News from Eureka Springs, Arkansas

Monday, March 18, 2013

Women in the Military – 1860’s Style



The political and financial chaos in the world last week, continuing into today with the European plan to raid private savings accounts to bail out inept governments while Syria attacks Lebanon, both colossal messes brought on by weak male leaders, I began wondering what has happened to the voice of women leaders in the world. Will there ever come a time when the world’s women will say, “Enough,” and take over?
From the inception of this democracy in the 1700’s we cast our women in the role of the submissive, the pious, the conciliators, concerned with family and children—a notion reserved for the upper-class Victorians, because real life required a different set of survival skills. Of necessity, women worked at low-paying, menial jobs, the only ones open to them, because they had hungry children. They followed their husbands westward to live in sod huts, because that what women did, and died from the hardship.
But not always. History changed in 1848 in Seneca Falls, New York, when women claimed for themselves the inalienable rights men granted to themselves in the Declaration of Independence. It began in a small way, most of it ignored by historians. 
Were you taught in grade school about the women in England who died in jail because they dared demand the right to vote? Probably not.
And did you know that the Revolutionary and Civil Wars in this country provided the chance for hundreds of women to dress as men and enlist in the military? That 250 documented cases of women serving as soldiers and the probability of many more is one of the best-kept historical secrets of the Civil War?
They Fought Like Demons, a book written by DeAnne Blanton and Lauren Cook, Louisiana State University Press, 2002, tells the story of these brave women who, disguised as men, fought and died, enduring hardship without asking for any quarter.
Why did they do that?

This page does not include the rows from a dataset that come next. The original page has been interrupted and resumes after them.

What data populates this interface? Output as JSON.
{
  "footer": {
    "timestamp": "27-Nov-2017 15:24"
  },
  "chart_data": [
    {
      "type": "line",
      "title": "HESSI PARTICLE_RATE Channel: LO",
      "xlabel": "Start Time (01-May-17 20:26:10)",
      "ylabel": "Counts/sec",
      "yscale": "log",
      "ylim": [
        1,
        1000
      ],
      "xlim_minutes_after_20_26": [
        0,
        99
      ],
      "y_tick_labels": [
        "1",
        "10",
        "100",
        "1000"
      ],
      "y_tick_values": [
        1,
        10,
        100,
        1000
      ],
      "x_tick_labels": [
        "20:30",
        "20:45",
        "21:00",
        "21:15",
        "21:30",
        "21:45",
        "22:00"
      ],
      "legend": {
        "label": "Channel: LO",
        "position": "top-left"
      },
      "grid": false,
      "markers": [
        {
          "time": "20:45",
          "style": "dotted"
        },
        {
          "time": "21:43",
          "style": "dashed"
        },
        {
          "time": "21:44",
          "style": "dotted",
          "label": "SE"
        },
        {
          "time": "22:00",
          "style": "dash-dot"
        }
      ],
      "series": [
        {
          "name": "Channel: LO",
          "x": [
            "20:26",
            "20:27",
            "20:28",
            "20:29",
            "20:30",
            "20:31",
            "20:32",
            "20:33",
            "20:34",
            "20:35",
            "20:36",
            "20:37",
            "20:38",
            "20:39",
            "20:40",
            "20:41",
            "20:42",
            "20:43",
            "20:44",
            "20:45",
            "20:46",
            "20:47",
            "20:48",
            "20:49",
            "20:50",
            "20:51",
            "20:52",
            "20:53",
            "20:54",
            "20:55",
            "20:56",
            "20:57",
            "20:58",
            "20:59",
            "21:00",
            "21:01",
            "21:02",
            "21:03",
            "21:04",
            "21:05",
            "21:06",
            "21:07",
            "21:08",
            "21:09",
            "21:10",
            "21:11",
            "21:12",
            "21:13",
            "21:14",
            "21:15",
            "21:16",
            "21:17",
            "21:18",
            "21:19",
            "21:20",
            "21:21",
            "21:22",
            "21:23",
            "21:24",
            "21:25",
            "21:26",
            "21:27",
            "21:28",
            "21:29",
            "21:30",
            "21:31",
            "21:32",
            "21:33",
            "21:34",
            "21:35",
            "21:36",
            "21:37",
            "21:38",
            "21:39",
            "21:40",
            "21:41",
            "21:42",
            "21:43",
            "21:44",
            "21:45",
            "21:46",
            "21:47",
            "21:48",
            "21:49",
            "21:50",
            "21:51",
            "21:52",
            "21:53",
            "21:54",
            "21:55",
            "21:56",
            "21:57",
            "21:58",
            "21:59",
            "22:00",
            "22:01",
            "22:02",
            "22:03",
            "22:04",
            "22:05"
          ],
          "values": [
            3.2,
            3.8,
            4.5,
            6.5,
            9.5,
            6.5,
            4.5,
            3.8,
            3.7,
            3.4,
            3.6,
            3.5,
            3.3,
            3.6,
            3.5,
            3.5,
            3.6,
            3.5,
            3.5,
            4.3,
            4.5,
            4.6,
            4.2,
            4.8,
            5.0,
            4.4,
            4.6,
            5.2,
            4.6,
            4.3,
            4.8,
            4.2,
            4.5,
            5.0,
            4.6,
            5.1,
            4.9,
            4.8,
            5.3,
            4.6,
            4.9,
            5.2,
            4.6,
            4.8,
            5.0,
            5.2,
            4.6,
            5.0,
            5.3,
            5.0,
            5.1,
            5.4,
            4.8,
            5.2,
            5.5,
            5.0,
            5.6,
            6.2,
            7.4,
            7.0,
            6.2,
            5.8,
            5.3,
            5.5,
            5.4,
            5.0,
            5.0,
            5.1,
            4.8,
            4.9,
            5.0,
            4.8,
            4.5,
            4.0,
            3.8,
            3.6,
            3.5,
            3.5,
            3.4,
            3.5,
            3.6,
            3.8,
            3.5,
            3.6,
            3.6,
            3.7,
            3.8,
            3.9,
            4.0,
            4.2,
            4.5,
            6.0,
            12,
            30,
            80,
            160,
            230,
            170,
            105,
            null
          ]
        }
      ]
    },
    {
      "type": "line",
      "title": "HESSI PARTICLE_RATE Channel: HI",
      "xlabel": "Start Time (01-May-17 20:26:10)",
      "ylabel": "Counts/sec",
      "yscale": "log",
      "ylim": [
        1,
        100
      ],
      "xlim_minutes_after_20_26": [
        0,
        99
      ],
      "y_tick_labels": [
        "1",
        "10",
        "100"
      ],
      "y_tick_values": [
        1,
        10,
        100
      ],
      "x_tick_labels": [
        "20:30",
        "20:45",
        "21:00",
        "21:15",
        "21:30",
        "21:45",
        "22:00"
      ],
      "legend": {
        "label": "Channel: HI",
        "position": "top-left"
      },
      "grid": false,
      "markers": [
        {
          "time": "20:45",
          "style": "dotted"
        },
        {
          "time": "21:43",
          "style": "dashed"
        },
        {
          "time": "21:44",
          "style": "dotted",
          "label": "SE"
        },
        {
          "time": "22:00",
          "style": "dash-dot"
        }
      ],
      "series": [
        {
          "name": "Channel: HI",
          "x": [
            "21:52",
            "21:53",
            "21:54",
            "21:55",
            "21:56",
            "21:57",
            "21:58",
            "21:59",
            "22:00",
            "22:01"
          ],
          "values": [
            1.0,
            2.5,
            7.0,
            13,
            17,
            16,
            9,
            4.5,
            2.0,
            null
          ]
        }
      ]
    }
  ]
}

For many, it was simple patriotism. Northern women fought to preserve the Union; Southerners fought to preserve a way of life threatened by the hated Northerners. Some joined to be near loved ones; others to escape the sheer boredom of Victorian life as women knew it. The pay was better and often there was a signing bonus. Many joined to escape unbearable marriages or an untenable lifestyle. Thus the legend of the female warrior, which prevails in our literature today, was born.
After reading this book I asked, “Where are women like that today--the ones willing to defy convention and persecution?” I can think of a brave Muslim teenager. Where are the rest? Surely we can see the state the world is in after a thousand years of male dominance and incompetence. Catholic women are speaking out, demanding a role in the church, why not Muslims?
You know that any five women in a room can have the nation’s budget balanced in a week. Getting elected President of the United States is not rocket science. You tell the electorate what they want to hear. In this last election they wanted security, safety and predictability in their life. Even though the one candidate was showing alarming signs of not having a clue, his opponent was such a wimp he let the other party beat up on him like a schoolyard bully. This was the guy who would tell North Korea if they so much as lobbed one nuclear bomb at us they would be a pile of dust within 24 hours? I don’t think so.
So, it’s time to take charge. You will have to do it. I’m entering my eighth decade and find being a local elected official is all I can handle, besides being a published author. If you can find the courage to speak out, expect to be trashed by the liberal media because we all know they’re terrified of what women united can do. Have at it and the rest of us will rally the troops.